For the Dodgers, the old-timers' game is Sunday, but Cey and Matthews gave early notice that neither deserved to be playing in it, yet.
"I know Gary too well to think he's going to lay down and pack it in," Matuszek said. "He's too much of a competitor for that. There's nothing he likes better than to be in the spotlight, but when he's playing against the Dodgers or New York, he rises to the occasion.
"I've always respected the way he goes out and plays the game. He plays with enthusiasm. Some say he's a hot dog, but he plays to win."
A career .284 batter, Matthews dropped to .235 last season. Twice, he was placed on the disabled list, and he played in only 97 games. His 298 times at bat were the lowest of his 13-year career.
In early May of 1985, Matthews injured a knee and missed seven games. A common athletic injury turned to a potential career-ending injury three weeks later when he required arthroscopic surgery. He later strained his right quadriceps muscle but now says he is healthy.
Cey, meanwhile, is also battling the talk that he is too old.

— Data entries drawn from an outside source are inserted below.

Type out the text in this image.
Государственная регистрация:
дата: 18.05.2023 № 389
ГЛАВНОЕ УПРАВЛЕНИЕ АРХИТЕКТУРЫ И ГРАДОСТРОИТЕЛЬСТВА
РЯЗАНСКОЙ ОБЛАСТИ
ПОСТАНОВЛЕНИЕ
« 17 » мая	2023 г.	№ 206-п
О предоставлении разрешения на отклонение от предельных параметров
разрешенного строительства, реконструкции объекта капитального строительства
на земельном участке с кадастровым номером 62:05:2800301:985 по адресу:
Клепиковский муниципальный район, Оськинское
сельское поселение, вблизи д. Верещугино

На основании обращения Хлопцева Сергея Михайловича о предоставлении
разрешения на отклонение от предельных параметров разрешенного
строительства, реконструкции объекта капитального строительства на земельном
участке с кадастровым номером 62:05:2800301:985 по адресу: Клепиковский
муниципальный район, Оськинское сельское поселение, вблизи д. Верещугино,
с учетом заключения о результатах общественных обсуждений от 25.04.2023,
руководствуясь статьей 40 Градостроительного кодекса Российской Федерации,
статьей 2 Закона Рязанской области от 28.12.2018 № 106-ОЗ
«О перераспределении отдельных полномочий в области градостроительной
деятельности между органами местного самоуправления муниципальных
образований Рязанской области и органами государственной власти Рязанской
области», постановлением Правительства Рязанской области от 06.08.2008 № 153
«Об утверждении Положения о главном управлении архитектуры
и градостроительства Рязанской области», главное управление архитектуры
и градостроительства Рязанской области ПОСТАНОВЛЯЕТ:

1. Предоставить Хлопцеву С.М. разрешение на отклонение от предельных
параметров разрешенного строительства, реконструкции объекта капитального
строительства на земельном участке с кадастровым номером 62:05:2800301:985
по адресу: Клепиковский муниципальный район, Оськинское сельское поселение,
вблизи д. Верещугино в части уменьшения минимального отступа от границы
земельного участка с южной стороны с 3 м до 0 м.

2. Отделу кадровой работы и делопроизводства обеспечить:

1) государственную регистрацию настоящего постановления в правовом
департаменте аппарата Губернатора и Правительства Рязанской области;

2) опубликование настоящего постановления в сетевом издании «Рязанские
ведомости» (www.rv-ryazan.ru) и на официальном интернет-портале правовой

"I think I've played well the last two months," he said. "I've hit about .330 (actually, .336 since mid-May). If you're 18 and a rookie, you're inexperienced. If you're 38, they say maybe you've stayed around a little too long."
Cey, who has raised his average to .281 this season, thinks there have been overall difficulties with the Cubs this year.
"There's been a lot of transition and people playing in different positions, and a lot of different lineups," he said. "There really hasn't been any continuity."
Cey and Matthews, however, are in the final years of their guaranteed contracts. They aren't waiting for tomorrow.